Saturday, August 27, 2005

Melengkapi Gagasan Pakta Integritas


KPU dan Bank Mandiri adalah dua lembaga yang kini tengah mendapatkan sorotan paling tajam karena para petingginya disangka melakukan korupsi. Yang mengherankan, dua lembaga tersebut sebelumnya sudah mengikrarkan diri untuk menerapkan pakta integritas dalam menjalankan aktivitasnya, khususnya ihwal pengadaan barang/jasa sebagai bentuk penerapan prinsip good (corporate) governance.

Tapi apa mau dikata, ikrar pakta integritas yang sudah tertera dalam SK Ketua KPU misalnya tak menyisakan bekas. Bahkan kini Nazarudin Syamsudin dan kawan-kawan meringkuk di penjara karena diduga menerima dana taktis rekanan KPU. Demikian pula tanda tangan Neloe, Direktur Utama Bank Mandiri yang telah tergores dalam nota kesepahaman dengan Transparency International Indonesia (TII), NGO antikorupsi yang selama ini getol mengkampanyekan pentingnya penerapan pakta integritas pupus oleh sangkaan korupsi.

Tak dapat dipungkiri, pendekatan pakta integritas sebagai sebuah metoda untuk meminimalisir praktek korupsi, sekaligus membuka ruang bagi kelompok masyarakat sipil untuk mengawasi -terutama dalam pengadaan barang/jasa pemerintah- kerap mendapat kritik. Kritik atau lebih tepat dikatakan sebagai kekhawatiran itu terutama diarahkan pada mudahnya pendekatan pakta integritas jatuh pada praktek seremonial belaka, jika pihak-pihak yang ingin diajak untuk berkomitmen menerapkan pakta integritas tidak dipilih secara selektif.

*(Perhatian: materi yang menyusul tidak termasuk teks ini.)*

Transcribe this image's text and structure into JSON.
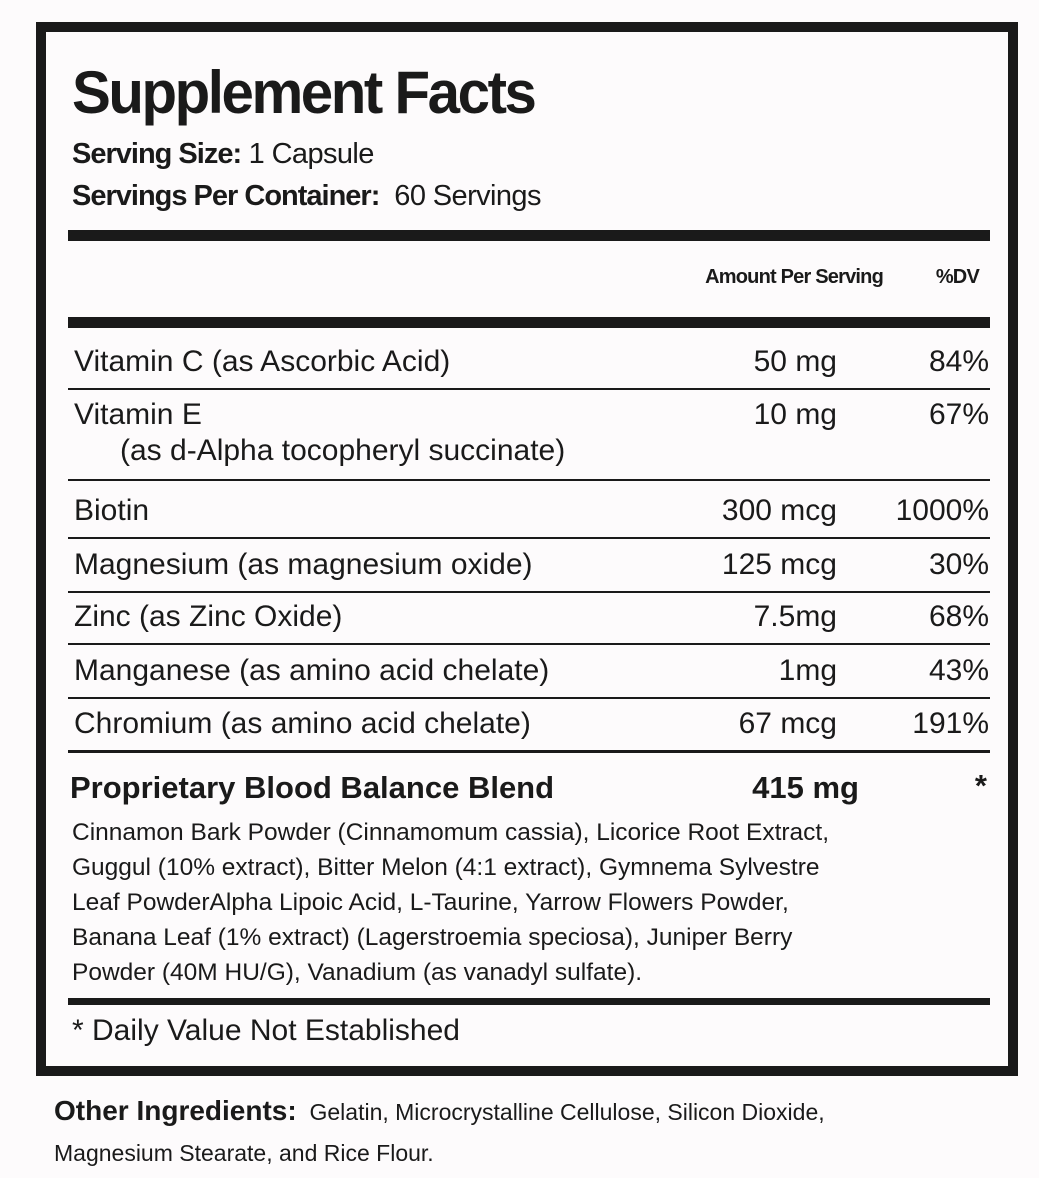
{
  "title": "Supplement Facts",
  "serving_size": {
    "label": "Serving Size:",
    "value": "1 Capsule"
  },
  "servings_per_container": {
    "label": "Servings Per Container:",
    "value": "60 Servings"
  },
  "columns": {
    "amount": "Amount Per Serving",
    "dv": "%DV"
  },
  "rows": [
    {
      "name": "Vitamin C (as Ascorbic Acid)",
      "amount": "50 mg",
      "dv": "84%"
    },
    {
      "name": "Vitamin E",
      "sub": "(as d-Alpha tocopheryl succinate)",
      "amount": "10 mg",
      "dv": "67%"
    },
    {
      "name": "Biotin",
      "amount": "300 mcg",
      "dv": "1000%"
    },
    {
      "name": "Magnesium (as magnesium oxide)",
      "amount": "125 mcg",
      "dv": "30%"
    },
    {
      "name": "Zinc (as Zinc Oxide)",
      "amount": "7.5mg",
      "dv": "68%"
    },
    {
      "name": "Manganese (as amino acid chelate)",
      "amount": "1mg",
      "dv": "43%"
    },
    {
      "name": "Chromium (as amino acid chelate)",
      "amount": "67 mcg",
      "dv": "191%"
    }
  ],
  "blend": {
    "name": "Proprietary Blood Balance Blend",
    "amount": "415 mg",
    "dv": "*",
    "ingredients_lines": [
      "Cinnamon Bark Powder (Cinnamomum cassia), Licorice Root Extract,",
      "Guggul (10% extract), Bitter Melon (4:1 extract), Gymnema Sylvestre",
      "Leaf PowderAlpha Lipoic Acid, L-Taurine, Yarrow Flowers Powder,",
      "Banana Leaf (1% extract) (Lagerstroemia speciosa), Juniper Berry",
      "Powder (40M HU/G), Vanadium (as vanadyl sulfate)."
    ]
  },
  "footnote": "* Daily Value Not Established",
  "other_ingredients": {
    "label": "Other Ingredients:",
    "line1": "Gelatin, Microcrystalline Cellulose, Silicon Dioxide,",
    "line2": "Magnesium Stearate, and Rice Flour."
  }
}
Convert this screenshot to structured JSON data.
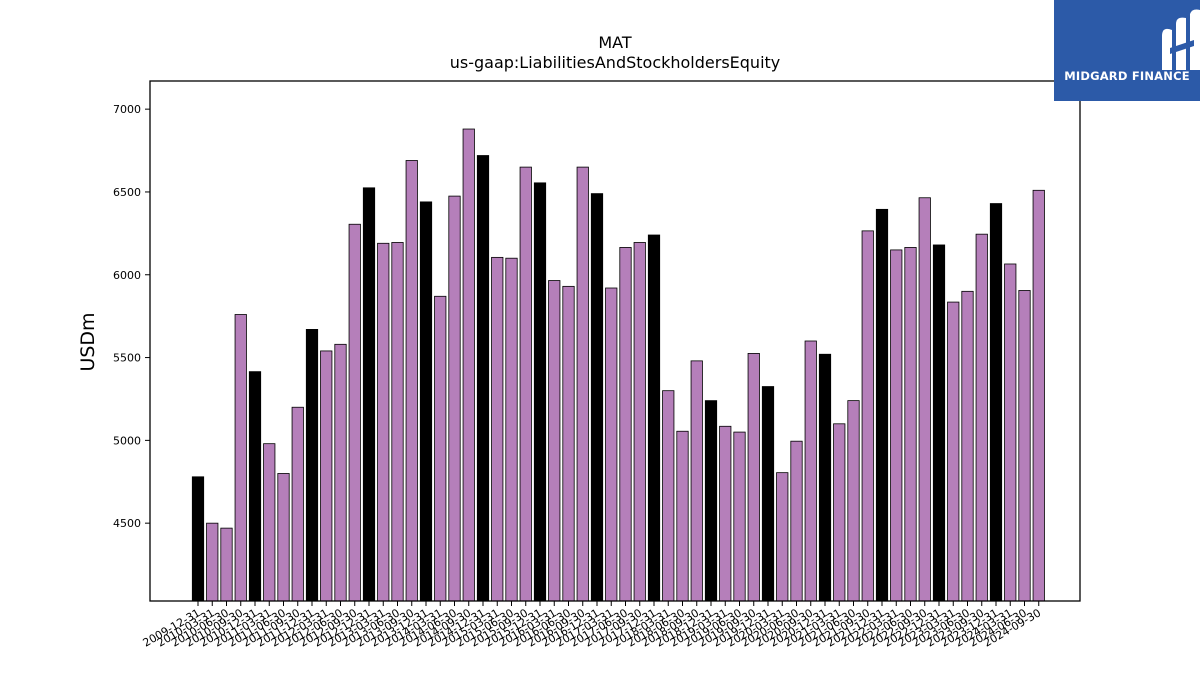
{
  "chart_data": {
    "type": "bar",
    "title": "MAT",
    "subtitle": "us-gaap:LiabilitiesAndStockholdersEquity",
    "xlabel": "",
    "ylabel": "USDm",
    "ylim": [
      4030,
      7170
    ],
    "yticks": [
      4500,
      5000,
      5500,
      6000,
      6500,
      7000
    ],
    "grid": false,
    "colors": {
      "fy": "#000000",
      "quarter": "#b57fba",
      "edge": "#000000"
    },
    "categories": [
      "2009-12-31",
      "2010-03-31",
      "2010-06-30",
      "2010-09-30",
      "2010-12-31",
      "2011-03-31",
      "2011-06-30",
      "2011-09-30",
      "2011-12-31",
      "2012-03-31",
      "2012-06-30",
      "2012-09-30",
      "2012-12-31",
      "2013-03-31",
      "2013-06-30",
      "2013-09-30",
      "2013-12-31",
      "2014-03-31",
      "2014-06-30",
      "2014-09-30",
      "2014-12-31",
      "2015-03-31",
      "2015-06-30",
      "2015-09-30",
      "2015-12-31",
      "2016-03-31",
      "2016-06-30",
      "2016-09-30",
      "2016-12-31",
      "2017-03-31",
      "2017-06-30",
      "2017-09-30",
      "2017-12-31",
      "2018-03-31",
      "2018-06-30",
      "2018-09-30",
      "2018-12-31",
      "2019-03-31",
      "2019-06-30",
      "2019-09-30",
      "2019-12-31",
      "2020-03-31",
      "2020-06-30",
      "2020-09-30",
      "2020-12-31",
      "2021-03-31",
      "2021-06-30",
      "2021-09-30",
      "2021-12-31",
      "2022-03-31",
      "2022-06-30",
      "2022-09-30",
      "2022-12-31",
      "2023-03-31",
      "2023-06-30",
      "2023-09-30",
      "2023-12-31",
      "2024-03-31",
      "2024-06-30",
      "2024-09-30"
    ],
    "values": [
      4780,
      4500,
      4470,
      5760,
      5415,
      4980,
      4800,
      5200,
      5670,
      5540,
      5580,
      6305,
      6525,
      6190,
      6195,
      6690,
      6440,
      5870,
      6475,
      6880,
      6720,
      6105,
      6100,
      6650,
      6555,
      5965,
      5930,
      6650,
      6490,
      5920,
      6165,
      6195,
      6240,
      5300,
      5055,
      5480,
      5240,
      5085,
      5050,
      5525,
      5325,
      4805,
      4995,
      5600,
      5520,
      5100,
      5240,
      6265,
      6395,
      6150,
      6165,
      6465,
      6180,
      5835,
      5900,
      6245,
      6430,
      6065,
      5905,
      6510
    ],
    "fiscal_year_end": [
      true,
      false,
      false,
      false,
      true,
      false,
      false,
      false,
      true,
      false,
      false,
      false,
      true,
      false,
      false,
      false,
      true,
      false,
      false,
      false,
      true,
      false,
      false,
      false,
      true,
      false,
      false,
      false,
      true,
      false,
      false,
      false,
      true,
      false,
      false,
      false,
      true,
      false,
      false,
      false,
      true,
      false,
      false,
      false,
      true,
      false,
      false,
      false,
      true,
      false,
      false,
      false,
      true,
      false,
      false,
      false,
      true,
      false,
      false,
      false
    ]
  },
  "logo": {
    "text": "MIDGARD FINANCE",
    "icon": "midgard-logo-icon"
  }
}
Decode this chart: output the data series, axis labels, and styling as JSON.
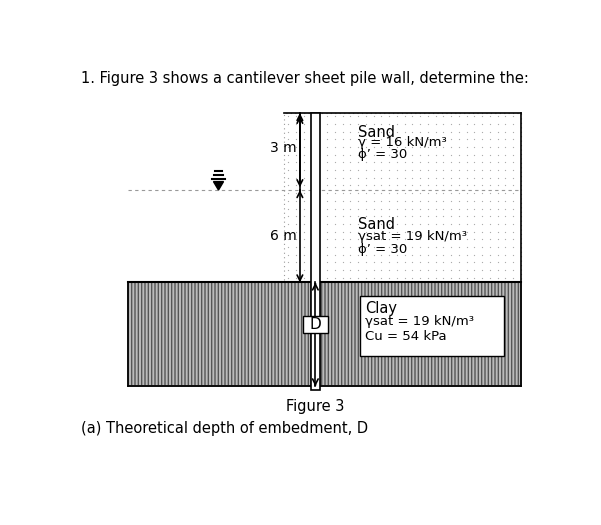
{
  "title_text": "1. Figure 3 shows a cantilever sheet pile wall, determine the:",
  "figure_label": "Figure 3",
  "bottom_text": "(a) Theoretical depth of embedment, D",
  "layer1_label": "Sand",
  "layer1_props": [
    "γ = 16 kN/m³",
    "ϕ’ = 30"
  ],
  "layer2_label": "Sand",
  "layer2_props": [
    "γsat = 19 kN/m³",
    "ϕ’ = 30"
  ],
  "layer3_label": "Clay",
  "layer3_props": [
    "γsat = 19 kN/m³",
    "Cu = 54 kPa"
  ],
  "dim1": "3 m",
  "dim2": "6 m",
  "dim3": "D",
  "bg_color": "#ffffff",
  "dot_color": "#aaaaaa",
  "clay_facecolor": "#bbbbbb",
  "wall_color": "#000000"
}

Semua sudah mahfum jika seluruh pilar governance di Indonesia tak luput dari praktek korupsi. Tapi semua juga berkeinginan dan berkepentingan untuk tidak disebut sebagai koruptor. Oleh karena itu, pada titik ini, pakta integritas justru bisa berbalik arah untuk sekedar dijadikan sebagai tameng, sekaligus sarana untuk membersihkan citra buruk seseorang yang dimata publik sudah sangat tercemar integritasnya.

Memang kasus yang terjadi di KPU dan Bank Mandiri tidak bisa dijadikan ukuran untuk menilai, apalagi memberikan generalisasi bahwa pendekatan pakta integritas sulit diterapkan. Hal ini mengingat di Kabupaten Solok, Sumatera Barat penerapan pakta integritas bisa memaksa semua kalangan yang berkepentingan dalam pengadaan barang/jasa untuk mematuhi aturan main, prinsip-prinsip tranparansi dan akuntabilitas secara nyata. Namun kita juga tidak dapat menutup mata bahwa semua itu tak luput dari kuatnya komitmen politik kepala daerahnya untuk secara sungguh-sungguh menerapkan ikrar tersebut. Ini artinya prosedur yang selektif untuk memilih dan menentukan kalangan-kalangan mana yang bisa diajak bekerjsama untuk menerapkan pakta integritas akan sangat menentukan berhasil atau tidaknya ikrar itu diimplementasikan.

Kita tentu masih ingat bagaimana KADIN Indonesia telah mengadopsi pendekatan pakta integritas dengan mengkampanyekan pakta anti-suap di kalangan masyarakat bisnis. Namun sampai hari ini, kegiatan usaha, khususnya yang menggunakan anggaran negara tak luput dari ancaman suap. Dari penilaian banyak pihak, tingkat kerawanan paling tinggi terhadap praktek korupsi tetap ada di pengadaan barang/jasa pemerintah. Catatan ICW tahun 2004 juga menunjukan bahwa dari seluruh kasus korupsi yang terdata, 40 persennya merupakan kasus korupsi di sektor pengadaan barang/jasa. Sinyalemen itu juga ditangkap oleh SBY melalui Timtas Tipikornya untuk memberikan prioritas pada pembenahan sektor pengadaan barang/jasa supaya dapat menekan tingginya tingkat kebocoran anggaran negara.

Sekaligus menyambung lontaran Sri Mulyani, Kepala Bappenas beberapa waktu lalu yang akan segera melalukan reformasi di sektor pengadaang barang/jasa, cukup beralasan jika salah satu usulan yang bisa diajukan adalah bagaimana agar pakta integritas diadopsi secara penuh dalam sistem pengadaan barang/jasa yang baru. Hal ini supaya pakta integritas tidak berbunyi di ruang kedap hukum, melainkan menjadi afirmasi seluruh lembaga pemerintah untuk melaksanakannya dengan memberikan sanksi yang tegas bagi siapapun yang tidak menerapkannya.    

Akhir kata, kritik dan catatan khusus yang diberikan pada pendekatan pakta integritas bukanlah cerminan dari sikap apatisme terhadap upaya pemberantasan korupsi, tapi semua itu perlu disampaikan agar penerapan pakta integritas tidak keluar dari tujuan yang diharapkan para penggagasnya. Wassalam.